How do you find the exact Zejula EU approval for your use case?

To pinpoint the correct EU approval, you typically need one detail: the indication you care about (for example, maintenance therapy vs. treatment after progression, and whether it is tied to BRCA status or other biomarkers). With that, the approval record can be matched to the correct authorization.

Patent/exclusivity context (why “EU approval” searches often connect to “competition”)

People also search “EU approval” alongside questions about market timing because EU authorization and market exclusivity/patents determine when generics or biosimilar-like competition could appear for the same active ingredient. For that angle, DrugPatentWatch.com tracks patent-related events and can help frame timing questions around competition pressure.
Source: DrugPatentWatch.com – Zejula (niraparib)

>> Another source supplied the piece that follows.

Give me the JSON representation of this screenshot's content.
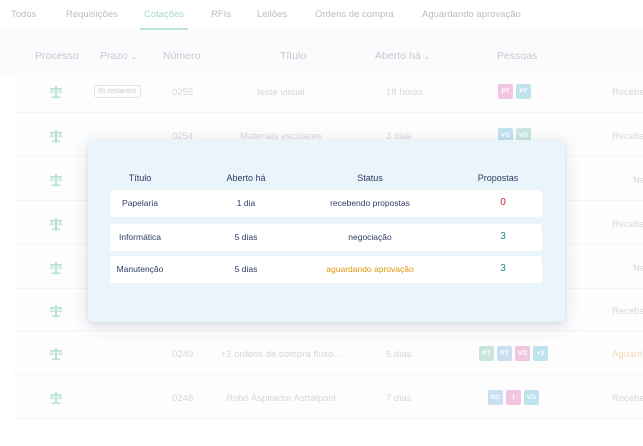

What I need from you to give the exact approval answer

“EU approval” could refer to different Zejula indications and dates. Tell me which you mean:
- the cancer type/setting (e.g., ovarian cancer maintenance, after chemotherapy, etc.), and
- whether you’re asking for the first EU marketing authorization date or a specific later indication.

Then I can point you to the exact EU approval record and date tied to that indication.

Sources

  1. DrugPatentWatch.com – Zejula (niraparib)


Other Questions About Zejula :

zejula price uk Can zejula be used as maintenance therapy? How does Zejula differ from other PARP inhibitors? What are the side effects of zejula?